Вернувшись обратно в купе, он застал распластавшегося по подушке Витьку и последовал его примеру.

Проснулся Виноградов от толчка – поезд встал. Было что-то около трех ночи. «Харьков» – промелькнуло в голове, и он тихо сполз с полки. К несчастью, под ногой оказался скатившийся со стола помидор и Виноградов придавил его. Нащупав в темноте мокрое место, не нашел ничего лучше, как засунуть помидорную жижицу в карман. Уже на перроне он окончательно проснулся. К нему подбежала пара чернобровых подростков с огромными дынными авоськами и Виноградов, не успев опомниться, их купил – что делать с этими замечательными, спелыми дынями – об этом непрактичный разум взрослого Виноградова не думал.
Стоя посреди перрона с двумя авоськами дынь и зажатой в зубах сигаретой, он отчего-то почувствовал себя счастливым.

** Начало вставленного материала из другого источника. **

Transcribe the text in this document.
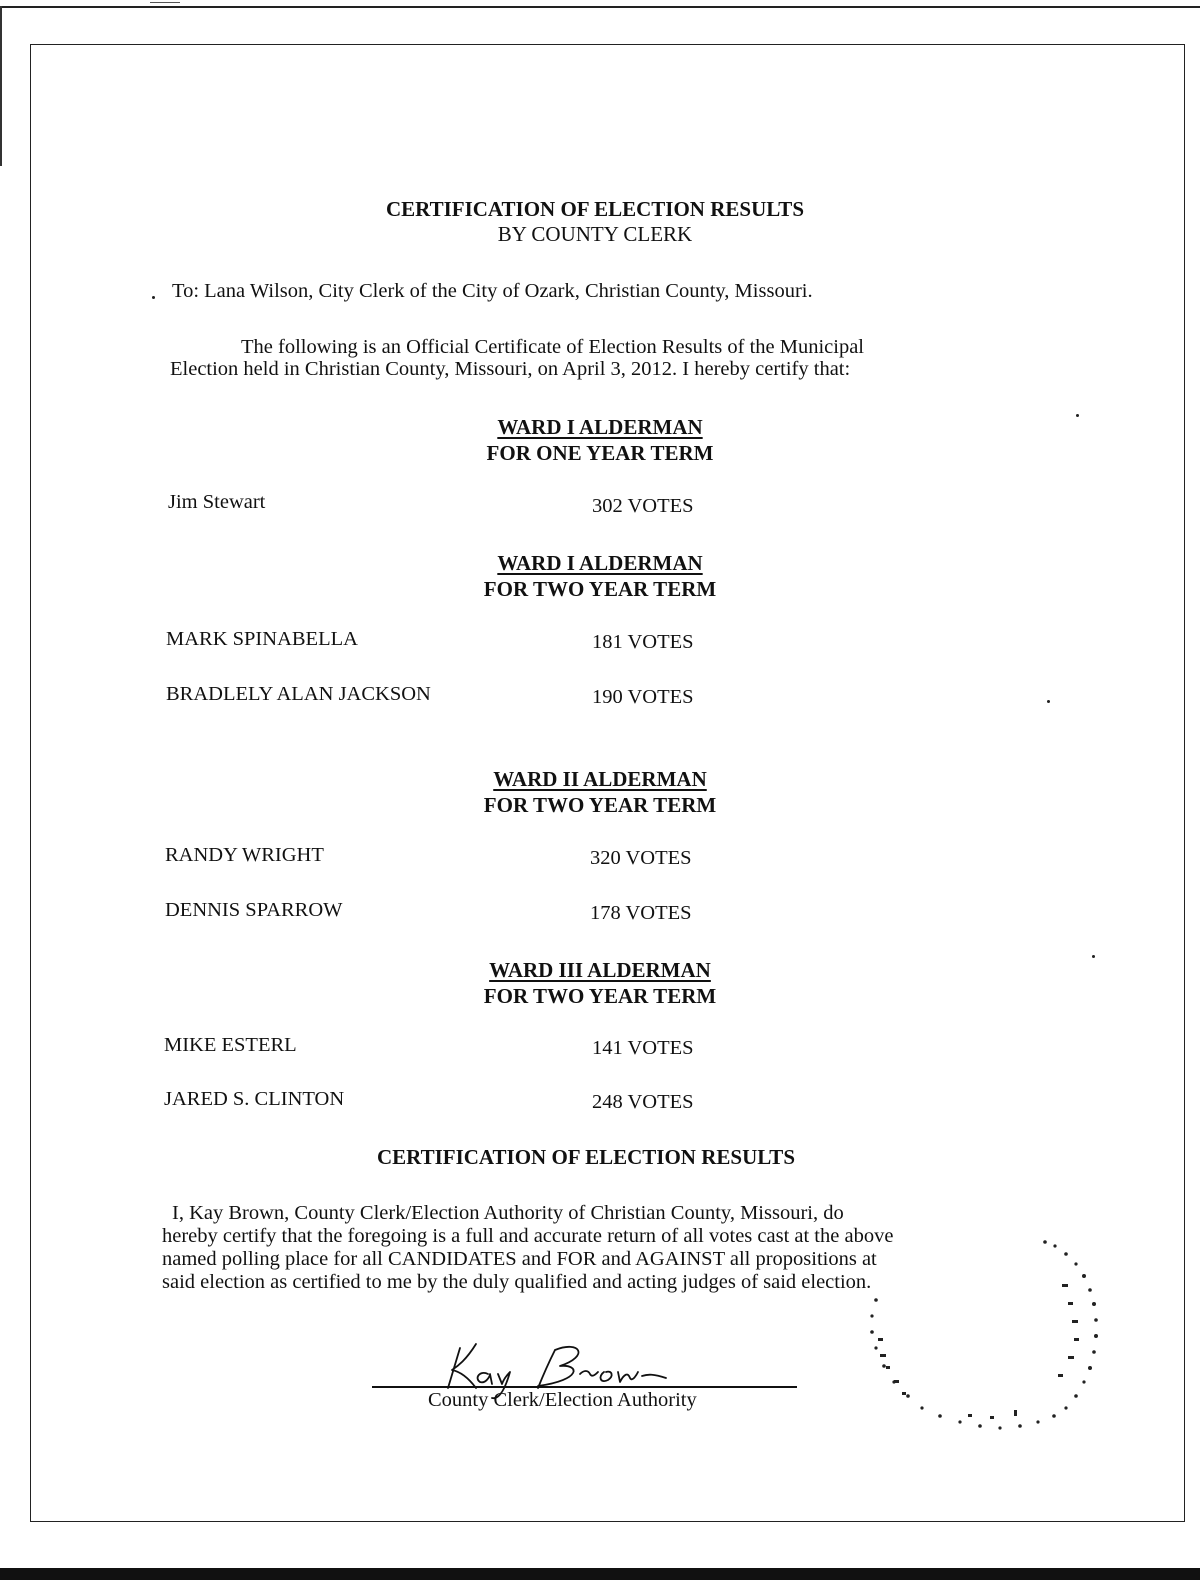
CERTIFICATION OF ELECTION RESULTS
BY COUNTY CLERK
To: Lana Wilson, City Clerk of the City of Ozark, Christian County, Missouri.
The following is an Official Certificate of Election Results of the Municipal
Election held in Christian County, Missouri, on April 3, 2012. I hereby certify that:
WARD I ALDERMAN
FOR ONE YEAR TERM
Jim Stewart	302 VOTES
WARD I ALDERMAN
FOR TWO YEAR TERM
MARK SPINABELLA	181 VOTES
BRADLELY ALAN JACKSON	190 VOTES
WARD II ALDERMAN
FOR TWO YEAR TERM
RANDY WRIGHT	320 VOTES
DENNIS SPARROW	178 VOTES
WARD III ALDERMAN
FOR TWO YEAR TERM
MIKE ESTERL	141 VOTES
JARED S. CLINTON	248 VOTES
CERTIFICATION OF ELECTION RESULTS
I, Kay Brown, County Clerk/Election Authority of Christian County, Missouri, do
hereby certify that the foregoing is a full and accurate return of all votes cast at the above
named polling place for all CANDIDATES and FOR and AGAINST all propositions at
said election as certified to me by the duly qualified and acting judges of said election.
County Clerk/Election Authority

Дынный сок сочился по его подбородку и сквозь мерное постукивание вновь набравшего ход поезда, Виноградов слушал дыхание Витьки, его матери и отца, и ему показалось, буквально на секунду, что он как-то связан с этими людьми, с их дыханием, что они не случайные попутчики, а какие-то очень важные, близкие для него люди...
Он так и заснул с липким подбородком и раздавленным помидором в кармане.

2.
- Мужик, тебе куда? – неожиданное и даже агрессивное обращение ловко подбрасывающего ключи таксиста вывело Виноградова из сомнамбулического сна. Он нашел себя здесь – посреди жужжащего, клацающего, беспокойного вокзала. С черной через плечо сумкой с надписью не то «Рита», не то «Puma», двумя авоськами бесподобных и бесполезных дынь и рассеянным, явно не готовым ко всему этому, взглядом. Виноградов производил впечатление человека заблудившегося, запутавшегося.
Загорелый водила повторил свой вопрос. Бледный Виноградов ответил:
- Мне бы в Судак.
- Поехали, – оживился таксист, – я тебя мигом.
И Виноградов покорно сел.

Машина, действительно, ехала очень быстро. Утреннее солнце продолжало свой ленивый маршрут, одновременно прогревая распахнутый настежь салон волги до зверской температуры. Затылок таксиста необычайно азартно передавал Виноградову курортные новости. Там-то вода теплее, там-то холоднее, но в Судаке, естественно, самая лучшая вода. От этого разговора Виноградов вспотел и уже начал жалеть о том, что бутылку с водой оставил в багажнике. Михаил, так звали таксиста, предложил Виноградову свою, но та не утолила жажды, а только усилила эффект.
- Спасибо, – холодно сказал Виноградов и уставился в окно.

Он видел, как ополоумевшая от солнца природа жаждала влаги. Как запах пота, смешанный со вкусом бензина, отравлял его нежное обоняние. И только мысли о море оставляли какую-то надежду на спасение.
Еще не успев доехать до места назначения, Виноградов возненавидел Крым.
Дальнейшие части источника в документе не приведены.